Hemen hemen bir asır sonra, muhtemelen bu sorulara yine net cevaplar verilemeyecektir. 

6. Yunanlılar ve Süryaniler. 

Her iki toplum da Türkler tarafından soykırıma uğradığını iddia ettiği için, burada genel literatürde yer almayan bazı kavramlardan bahsedeceğiz. 

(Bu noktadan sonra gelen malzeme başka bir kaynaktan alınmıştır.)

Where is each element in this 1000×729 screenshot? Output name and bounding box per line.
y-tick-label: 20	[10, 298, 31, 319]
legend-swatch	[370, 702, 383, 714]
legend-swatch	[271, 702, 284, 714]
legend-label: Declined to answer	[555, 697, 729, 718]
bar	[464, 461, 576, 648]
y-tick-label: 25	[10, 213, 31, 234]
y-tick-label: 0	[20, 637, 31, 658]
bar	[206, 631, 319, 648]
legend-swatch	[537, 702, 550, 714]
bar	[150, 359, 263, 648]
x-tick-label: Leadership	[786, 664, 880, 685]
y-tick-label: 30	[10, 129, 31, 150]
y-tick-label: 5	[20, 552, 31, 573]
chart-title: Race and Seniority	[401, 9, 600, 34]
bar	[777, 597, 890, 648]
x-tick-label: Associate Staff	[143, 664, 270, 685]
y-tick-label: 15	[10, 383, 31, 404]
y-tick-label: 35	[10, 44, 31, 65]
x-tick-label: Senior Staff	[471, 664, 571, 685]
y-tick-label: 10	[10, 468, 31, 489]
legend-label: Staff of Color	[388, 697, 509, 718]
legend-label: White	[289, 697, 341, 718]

1897’de Yunan ordusu Osmanlı İmparatorluğu’na saldırdı ve onlara yenildi. Yunanistan, 1912’de şansını Sırbistan, Bulgaristan ve Karadağ yanında tekrar denedi. Osmanlılar, sayıca üstün olmadıklarından tüm cephelerde kısa bir 
sürede yenildiler. İmparatorluk, Avrupa kıtasındaki topraklarının neredeyse tümünü kaybetti. Balkan müttefikleri 1913’de dağılmamış ve adeta Müslüman düşmanına saldırır gibi birbirlerine saldırmamış olsalardı, Osmanlılar bu toprakların muhtemelen tümünü kaybedebilirdi. Balkan ordularının işgaline uğrayan topraklarda yaşayan Müslüman halk, 1870’lerden beri ikinci defa –bugünün tabiriyle- etnik temizliğe uğramış oldu. Balkan devletlerinin niyeti güneydoğu Avrupa’daki Osmanlı varlığını sona erdirmek ve mümkün olduğu kadar çok Müslüman öldürmek ve onları dışarı sürmekti. 1904 - 1907 
arasında, Almanlar, şuan Namibiya olarak bilinen bölgede, Herero halkından neredeyse 100,000 kişinin katledilerek veya başka türlü ölümlerine yol açtı. Eğer bu 20. Yüzyılın ilk soykırımıysa, Balkan Müslümanlarının uğradığı katliamlar ve 
tahliyeler - Kiernan ve soykırım konusunda çalışan diğer ‘bilim adamlarınca’ tamamen göz ardı edilse dahi- 20. yüzyılın ikinci soykırımı olarak değerlendirilmelidir. Justin McCarthy’nin tahminlerine göre, Balkan Savaşları, 632,000 Müslümanın, ya da Osmanlı İmparatorluğunca fethedilmiş Avrupa topraklarında yaşayan Müslümanların yüzde 27’sinin, ölümüyle sonuçlanmıştır. 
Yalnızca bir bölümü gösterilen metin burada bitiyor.